Betroffen sind die Streckseiten der Extremitäten, das Capillitium, das Gesicht und
der Rumpf sowie auch Handinnenflächen und Fußsohlen. Die wichtigsten Differenzialdiagnosen
sind die klinisch oft nur sehr schwer abgrenzbaren kutanen Lymphome, Ekzeme und Psoriasis
[2].
Bei der Acanthosis nigricans handelt es sich um eine Hyperpigmentierung und Papillomatose
in den großen Körperfalten. Man unterscheidet dabei grundsätzlich zwischen einer paraneoplastischen
Form („Acanthosis nigricans maligna“), besonders häufig assoziiert mit Adenokarzinomen
des Magens [8] und verschiedenen nicht-paraneoplastischen Formen („Pseudoacanthosis nigricans“).
Kasuistik
Ein 53-jähriger Patient (170 cm, 85 kg) stellte sich mit einer „seit mehr als 12 Jahren
bekannten Psoriasis“ vor, welche bisher äußerlich mit Vitamin-D3-Analoga sowie kurzzeitig
mit UV-Therapie behandelt worden sei. Seit etwa einem Jahr sei es zu einer deutlichen
Verschlechterung gekommen. Die Infektanamnese war leer, Gelenkbeschwerden verneinte
er. Als Vorerkrankungen gab er einen Apoplex im Jahre 2005 an. An Medikamenten nahm
er Bisoprolol, ASS, Valsartan sowie ein Kombinationspräparat aus Simvastatin und Ezetimib
ein.
Es zeigte sich eine Suberythrodermie mit landkartenartigen randbetonten Plaques mit
leichter Schuppung betont an Stamm und Extremitäten mit dazwischen liegenden Arealen
gesunder Haut ([Abb. 1] und [Abb. 2]). Daneben auch mäßig ausgeprägte Kopfschuppung. Darüber hinaus war im Nacken, an
der Halspartie, axillär sowie inguinal mit Perianalbereich eine Vergröberung des Hautreliefs
mit fibrinösen Papeln und schwarzer Hyperpigmentierung zu sehen ([Abb. 3]).

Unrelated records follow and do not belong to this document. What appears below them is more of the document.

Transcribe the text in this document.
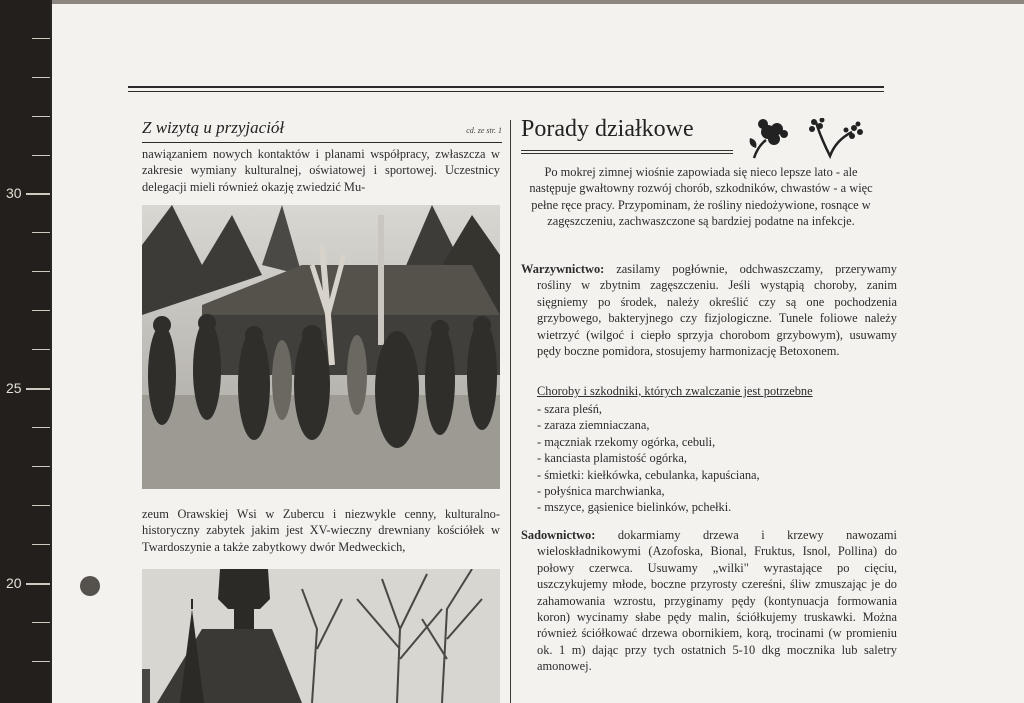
30
25
20
Z wizytą u przyjaciół	cd. ze str. 1
nawiązaniem nowych kontaktów i planami współpracy, zwłaszcza w zakresie wymiany kulturalnej, oświatowej i sportowej. Uczestnicy delegacji mieli również okazję zwiedzić Mu-
zeum Orawskiej Wsi w Zubercu i niezwykle cenny, kulturalno-historyczny zabytek jakim jest XV-wieczny drewniany kościółek w Twardoszynie a także zabytkowy dwór Medweckich,
Porady działkowe
Po mokrej zimnej wiośnie zapowiada się nieco lepsze lato - ale następuje gwałtowny rozwój chorób, szkodników, chwastów - a więc pełne ręce pracy. Przypominam, że rośliny niedożywione, rosnące w zagęszczeniu, zachwaszczone są bardziej podatne na infekcje.
Warzywnictwo: zasilamy pogłównie, odchwaszczamy, przerywamy rośliny w zbytnim zagęszczeniu. Jeśli wystąpią choroby, zanim sięgniemy po środek, należy określić czy są one pochodzenia grzybowego, bakteryjnego czy fizjologiczne. Tunele foliowe należy wietrzyć (wilgoć i ciepło sprzyja chorobom grzybowym), usuwamy pędy boczne pomidora, stosujemy harmonizację Betoxonem.
Choroby i szkodniki, których zwalczanie jest potrzebne
- szara pleśń,
- zaraza ziemniaczana,
- mączniak rzekomy ogórka, cebuli,
- kanciasta plamistość ogórka,
- śmietki: kiełkówka, cebulanka, kapuściana,
- połyśnica marchwianka,
- mszyce, gąsienice bielinków, pchełki.
Sadownictwo: dokarmiamy drzewa i krzewy nawozami wieloskładnikowymi (Azofoska, Bional, Fruktus, Isnol, Pollina) do połowy czerwca. Usuwamy „wilki" wyrastające po cięciu, uszczykujemy młode, boczne przyrosty czereśni, śliw zmuszając je do zahamowania wzrostu, przyginamy pędy (kontynuacja formowania koron) wycinamy słabe pędy malin, ściółkujemy truskawki. Można również ściółkować drzewa obornikiem, korą, trocinami (w promieniu ok. 1 m) dając przy tych ostatnich 5-10 dkg mocznika lub saletry amonowej.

Abb.1 Suberythrodermie mit anulären Herden und Nappes claires bei Pityriasis rubra pilaris.
Abb. 2 Pityriasis rubra pilaris und Akanthosis nigricans.
Abb. 3 Akanthosis nigricans mit Hyperpigmentierung, Lichenifikation und kleinen Papeln.

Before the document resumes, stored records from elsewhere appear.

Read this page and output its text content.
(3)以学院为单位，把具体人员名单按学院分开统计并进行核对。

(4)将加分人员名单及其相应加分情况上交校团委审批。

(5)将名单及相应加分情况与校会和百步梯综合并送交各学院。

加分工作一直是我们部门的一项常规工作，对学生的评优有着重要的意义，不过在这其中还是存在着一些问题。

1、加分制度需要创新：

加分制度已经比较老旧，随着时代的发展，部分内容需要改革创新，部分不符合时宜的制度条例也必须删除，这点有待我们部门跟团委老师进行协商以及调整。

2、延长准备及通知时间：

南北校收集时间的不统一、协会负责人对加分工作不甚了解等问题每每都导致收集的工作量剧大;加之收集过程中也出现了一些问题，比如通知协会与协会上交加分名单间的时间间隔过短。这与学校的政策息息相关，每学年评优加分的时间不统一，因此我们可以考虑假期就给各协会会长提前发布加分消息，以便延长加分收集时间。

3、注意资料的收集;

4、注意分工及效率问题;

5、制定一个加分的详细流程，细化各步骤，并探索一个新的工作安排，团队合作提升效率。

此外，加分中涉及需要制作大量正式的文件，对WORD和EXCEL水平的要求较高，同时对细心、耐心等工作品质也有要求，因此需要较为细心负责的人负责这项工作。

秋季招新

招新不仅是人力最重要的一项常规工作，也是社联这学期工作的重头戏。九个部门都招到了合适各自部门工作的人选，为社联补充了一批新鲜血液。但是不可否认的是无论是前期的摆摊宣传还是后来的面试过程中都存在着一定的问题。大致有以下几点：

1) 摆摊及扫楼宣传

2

Das Labor ergab neben leichtgradig erhöhten Leberwerten ein geringfügig erniedrigtes
Kalium, welches daraufhin substituiert wurde. Daneben zeigte sich ein diskret erhöhter
HbA1c von 6,1 %. Das übrige Labor, einschließlich Blutfette, Serumelektrophorese sowie
sämtlicher üblicher Tumormarker war komplett normwertig.
Die bildgebenden Untersuchungen, Röntgen-Thorax, Abdomensonografie sowie Koloskopie
blieben unauffällig/ohne Hinweise auf Malignität.
Wir entnahmen zwei Gewebeproben. Probe 1 ([Abb. 4]), welche am oberen Rücken entnommen wurde, zeigte histopathologisch eine follikuläre
Hyperkeratose, eine ausgeprägte Schulterparakeratose (ohne Munro-Mikroabszesse), im
Bereich des Epithels eine psoriasiforme Akanthose sowie subepithelial entzündliche
Veränderungen mit lympho-histiozytärem Infiltrat.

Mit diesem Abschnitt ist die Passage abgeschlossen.